Chinese Street Food: Craving Donkey Meat or Fried Rabbit Heads? New Book a 53-City Tour of China’s Colourful Cuisines - Food & Beverage Magazine

Chinese Street Food: Craving Donkey Meat or Fried Rabbit Heads? New Book a 53-City Tour of China’s Colourful Cuisines

Just days into his first visit to China in 2006, Frank Kasell knew that his new teaching contract would ignite a lifetime’s love and passion for the country. While the people, scenery and boundless culture were life-changing, Chinese street food became an obsession that nothing else could contend with.

Street food is a way of life in China, with western hot dogs and beef burgers being replaced with all manner of exotic (and sometimes shocking) offerings that change from city to city.

In his new book, aptly titled ‘Chinese Street Food’, Kasell takes readers on a journey across the country, onto the streets and into a world of edible delights unlike anything else on the planet.

Synopsis:

Street food is the fuel of daily life in China, just as it has been for generations. In every Chinese city, adventurous travelers seeking a deeper understanding of authentic Chinese culture can find unique local street foods unavailable anywhere else in the world.

If you want to sample these treasures but don’t know where to start, look no further. With full-color pictures, taste descriptions, Chinese characters and pinyin names of hundreds of foods from 53 Chinese cities, this book gives you all the information you need to find the most delicious local dishes China can offer.

“The book actually started life as a blog,” explains the author. “As my posts grew, there was greater scope to expand into a book unlike anything else on the market. It’s a true cross-country adventure that will broaden readers’ palates, show them what local lettering to look out for so they can try the foods and teach them how to enjoy each dish the most. Even if you never get a chance to visit, the photographs alone will get your taste buds buzzing.”

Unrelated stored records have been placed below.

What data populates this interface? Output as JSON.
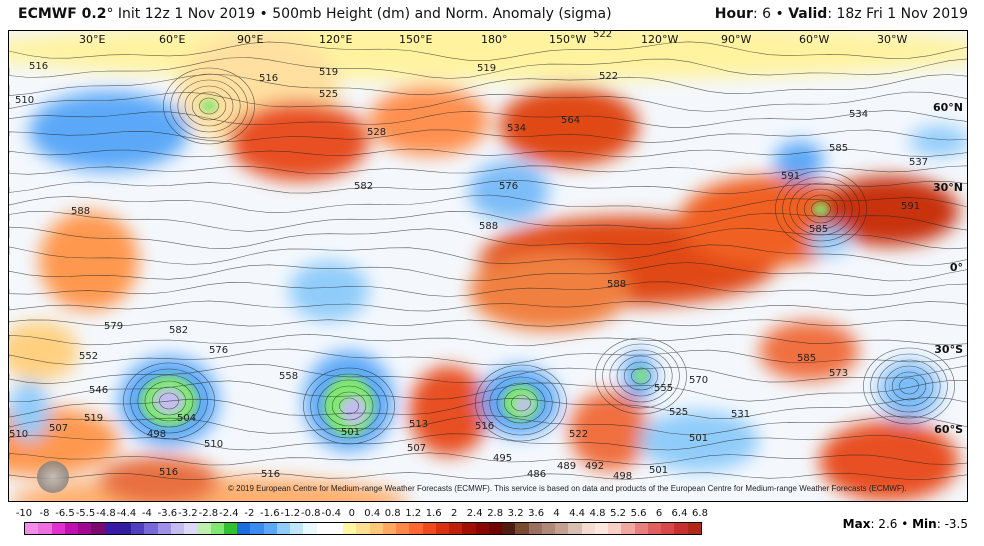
{
  "header": {
    "model": "ECMWF 0.2",
    "description": "° Init 12z 1 Nov 2019 • 500mb Height (dm) and Norm. Anomaly (sigma)",
    "hour_label": "Hour",
    "hour": ": 6 • ",
    "valid_label": "Valid",
    "valid": ": 18z Fri 1 Nov 2019"
  },
  "map": {
    "longitudes": [
      "30°E",
      "60°E",
      "90°E",
      "120°E",
      "150°E",
      "180°",
      "150°W",
      "120°W",
      "90°W",
      "60°W",
      "30°W"
    ],
    "latitudes": [
      "60°N",
      "30°N",
      "0°",
      "30°S",
      "60°S"
    ],
    "contour_labels": [
      "522",
      "516",
      "519",
      "516",
      "525",
      "528",
      "534",
      "519",
      "522",
      "564",
      "585",
      "591",
      "591",
      "585",
      "588",
      "582",
      "576",
      "588",
      "588",
      "579",
      "582",
      "576",
      "570",
      "555",
      "546",
      "519",
      "510",
      "507",
      "498",
      "504",
      "510",
      "516",
      "513",
      "516",
      "501",
      "507",
      "495",
      "486",
      "489",
      "492",
      "498",
      "501",
      "531",
      "525",
      "501",
      "516",
      "573",
      "585",
      "534",
      "537",
      "510",
      "552",
      "558",
      "522"
    ],
    "copyright": "© 2019 European Centre for Medium-range Weather Forecasts (ECMWF). This service is based on data and products of the European Centre for Medium-range Weather Forecasts (ECMWF).",
    "logo_text": "WeatherBell"
  },
  "colorbar": {
    "labels": [
      "-10",
      "-8",
      "-6.5",
      "-5.5",
      "-4.8",
      "-4.4",
      "-4",
      "-3.6",
      "-3.2",
      "-2.8",
      "-2.4",
      "-2",
      "-1.6",
      "-1.2",
      "-0.8",
      "-0.4",
      "0",
      "0.4",
      "0.8",
      "1.2",
      "1.6",
      "2",
      "2.4",
      "2.8",
      "3.2",
      "3.6",
      "4",
      "4.4",
      "4.8",
      "5.2",
      "5.6",
      "6",
      "6.4",
      "6.8"
    ],
    "colors": [
      "#f08ee8",
      "#ee70e0",
      "#e030d0",
      "#c010b0",
      "#a00890",
      "#7a0a70",
      "#3a1aa8",
      "#3020a0",
      "#5040c0",
      "#7868d8",
      "#a090e8",
      "#c4bcf0",
      "#dcd8f8",
      "#c0f0b0",
      "#80e870",
      "#30c030",
      "#1c6ee0",
      "#3c8cf0",
      "#5ca8f8",
      "#90ccfa",
      "#c0e6fc",
      "#e8fafe",
      "#ffffff",
      "#ffffff",
      "#fff8a0",
      "#ffe090",
      "#ffc878",
      "#ffa860",
      "#ff8848",
      "#ff6830",
      "#f04820",
      "#d83010",
      "#c02008",
      "#a01000",
      "#880800",
      "#700400",
      "#501c10",
      "#7a4a30",
      "#9a7060",
      "#b08878",
      "#c4a090",
      "#d8c0b0",
      "#f4dcd0",
      "#fde8e0",
      "#f8d0c8",
      "#f0a8a0",
      "#e88080",
      "#e06060",
      "#d84848",
      "#c83030",
      "#b02818"
    ]
  },
  "stats": {
    "max_label": "Max",
    "max": ": 2.6 • ",
    "min_label": "Min",
    "min": ": -3.5"
  }
}
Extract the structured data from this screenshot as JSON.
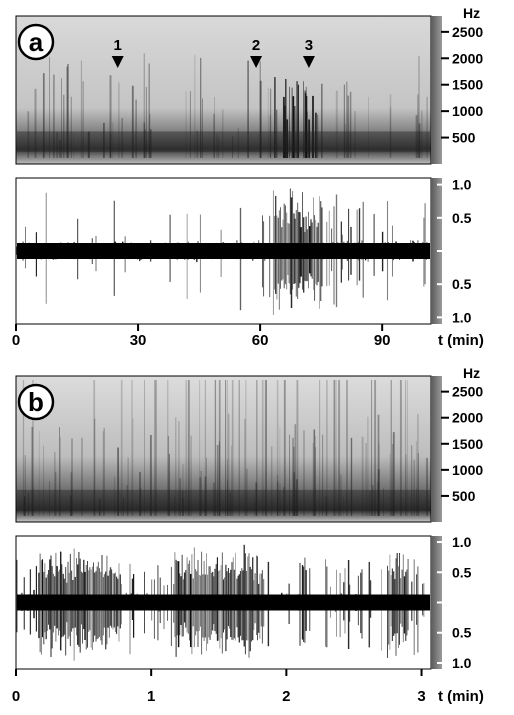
{
  "panels": [
    {
      "label": "a",
      "spectrogram": {
        "unit": "Hz",
        "ticks": [
          {
            "label": "2500",
            "value": 2500
          },
          {
            "label": "2000",
            "value": 2000
          },
          {
            "label": "1500",
            "value": 1500
          },
          {
            "label": "1000",
            "value": 1000
          },
          {
            "label": "500",
            "value": 500
          }
        ],
        "range": [
          0,
          2800
        ]
      },
      "waveform": {
        "ticks": [
          {
            "label": "1.0",
            "value": 1.0
          },
          {
            "label": "0.5",
            "value": 0.5
          },
          {
            "label": "0.5",
            "value": -0.5
          },
          {
            "label": "1.0",
            "value": -1.0
          }
        ],
        "range": [
          -1.1,
          1.1
        ]
      },
      "markers": [
        {
          "label": "1",
          "t": 25
        },
        {
          "label": "2",
          "t": 59
        },
        {
          "label": "3",
          "t": 72
        }
      ],
      "time_axis": {
        "unit": "t (min)",
        "range": [
          0,
          102
        ],
        "ticks": [
          {
            "label": "0",
            "value": 0
          },
          {
            "label": "30",
            "value": 30
          },
          {
            "label": "60",
            "value": 60
          },
          {
            "label": "90",
            "value": 90
          }
        ]
      }
    },
    {
      "label": "b",
      "spectrogram": {
        "unit": "Hz",
        "ticks": [
          {
            "label": "2500",
            "value": 2500
          },
          {
            "label": "2000",
            "value": 2000
          },
          {
            "label": "1500",
            "value": 1500
          },
          {
            "label": "1000",
            "value": 1000
          },
          {
            "label": "500",
            "value": 500
          }
        ],
        "range": [
          0,
          2800
        ]
      },
      "waveform": {
        "ticks": [
          {
            "label": "1.0",
            "value": 1.0
          },
          {
            "label": "0.5",
            "value": 0.5
          },
          {
            "label": "0.5",
            "value": -0.5
          },
          {
            "label": "1.0",
            "value": -1.0
          }
        ],
        "range": [
          -1.1,
          1.1
        ]
      },
      "markers": [],
      "time_axis": {
        "unit": "t (min)",
        "range": [
          0,
          3.07
        ],
        "ticks": [
          {
            "label": "0",
            "value": 0
          },
          {
            "label": "1",
            "value": 1
          },
          {
            "label": "2",
            "value": 2
          },
          {
            "label": "3",
            "value": 3
          }
        ]
      }
    }
  ]
}
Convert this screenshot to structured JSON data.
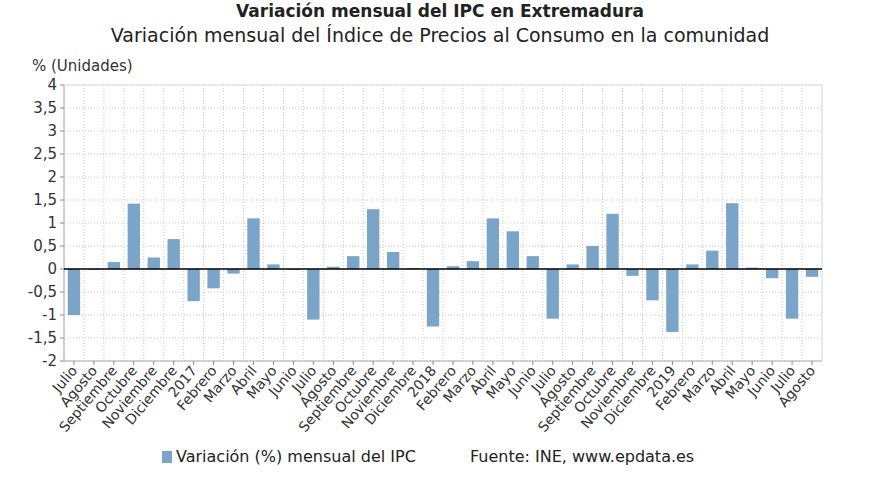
{
  "chart_data": {
    "type": "bar",
    "title": "Variación mensual del IPC en Extremadura",
    "subtitle": "Variación mensual del Índice de Precios al Consumo en la comunidad",
    "y_label": "% (Unidades)",
    "source": "Fuente: INE, www.epdata.es",
    "categories": [
      "Julio",
      "Agosto",
      "Septiembre",
      "Octubre",
      "Noviembre",
      "Diciembre",
      "2017",
      "Febrero",
      "Marzo",
      "Abril",
      "Mayo",
      "Junio",
      "Julio",
      "Agosto",
      "Septiembre",
      "Octubre",
      "Noviembre",
      "Diciembre",
      "2018",
      "Febrero",
      "Marzo",
      "Abril",
      "Mayo",
      "Junio",
      "Julio",
      "Agosto",
      "Septiembre",
      "Octubre",
      "Noviembre",
      "Diciembre",
      "2019",
      "Febrero",
      "Marzo",
      "Abril",
      "Mayo",
      "Junio",
      "Julio",
      "Agosto"
    ],
    "series": [
      {
        "name": "Variación (%) mensual del IPC",
        "color": "#7ba4c9",
        "values": [
          -1.0,
          -0.02,
          0.15,
          1.42,
          0.25,
          0.65,
          -0.7,
          -0.42,
          -0.1,
          1.1,
          0.1,
          -0.02,
          -1.1,
          0.05,
          0.28,
          1.3,
          0.37,
          0.02,
          -1.25,
          0.06,
          0.17,
          1.1,
          0.82,
          0.28,
          -1.08,
          0.1,
          0.5,
          1.2,
          -0.15,
          -0.68,
          -1.37,
          0.1,
          0.4,
          1.43,
          0.03,
          -0.2,
          -1.08,
          -0.17
        ]
      }
    ],
    "ylim": [
      -2,
      4
    ],
    "yticks": [
      -2,
      {
        "value": -1.5,
        "label": "-1,5"
      },
      -1,
      {
        "value": -0.5,
        "label": "-0,5"
      },
      0,
      {
        "value": 0.5,
        "label": "0,5"
      },
      1,
      {
        "value": 1.5,
        "label": "1,5"
      },
      2,
      {
        "value": 2.5,
        "label": "2,5"
      },
      3,
      {
        "value": 3.5,
        "label": "3,5"
      },
      4
    ],
    "grid": true,
    "legend": "bottom"
  }
}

Continuing, “We think we “know” Chinese food, but there’s an incredible diversity to the various cuisines that you just can’t appreciate until you get your boots onto the street — it definitely shocked me. We explore this in great depth, along with meticulously-researched information on each dish’s history, cultural significance and geographic impact.”

Early reviews have been extremely positive. Food writer and blogger, Fiona Reilly, comments, “For those new to the wonders of Chinese street food, or seasoned food explorers, Chinese Street Food: A Field Guide for the Adventurous Diner is the definitive guide and the only handbook you’ll need, covering the specialty street foods of nearly every province in China. Ready to get tasting beyond chao mian or guo tie fried dumplings? Read this.”

Sam Chapple-Sokol adds, “With a keen tongue and a panoptic palate, Frank Kasell has written a blueprint for the best kind of adventure — an on-the-ground tour of the everyday flavors of China. Frank is a true culinary diplomat, urging us to follow hungrily in his footsteps.”

‘Chinese Street Food’, from Blacksmith Books, is due for imminent release: https://bit.ly/2XldLMx.
Copies can also be pre-ordered from Amazon: https://amzn.to/2U6gHup.

About the Author:

Frank Kasell’s first foray into China was in 2006, when he and his future wife spent a year teaching English in Jiangxi province. It didn’t take long to find that China was exactly where he wanted to be. After returning to the United States, a piece of his heart (and stomach) always remained in China. Years later, with his very understanding wife’s blessing, he abandoned a perfectly comfortable job to spend three months in China riding trains, crashing on strangers’ couches, and eating any street food he could get his hands on, all so that he could write this book.

These days, when he is not roaming the US as an international visitor liaison with the Department of State, he spends his time at home in Pittsboro, North Carolina. He writes about food at his blog, www.chinesestreetfood.com, which receives more than 5,000 page views a month.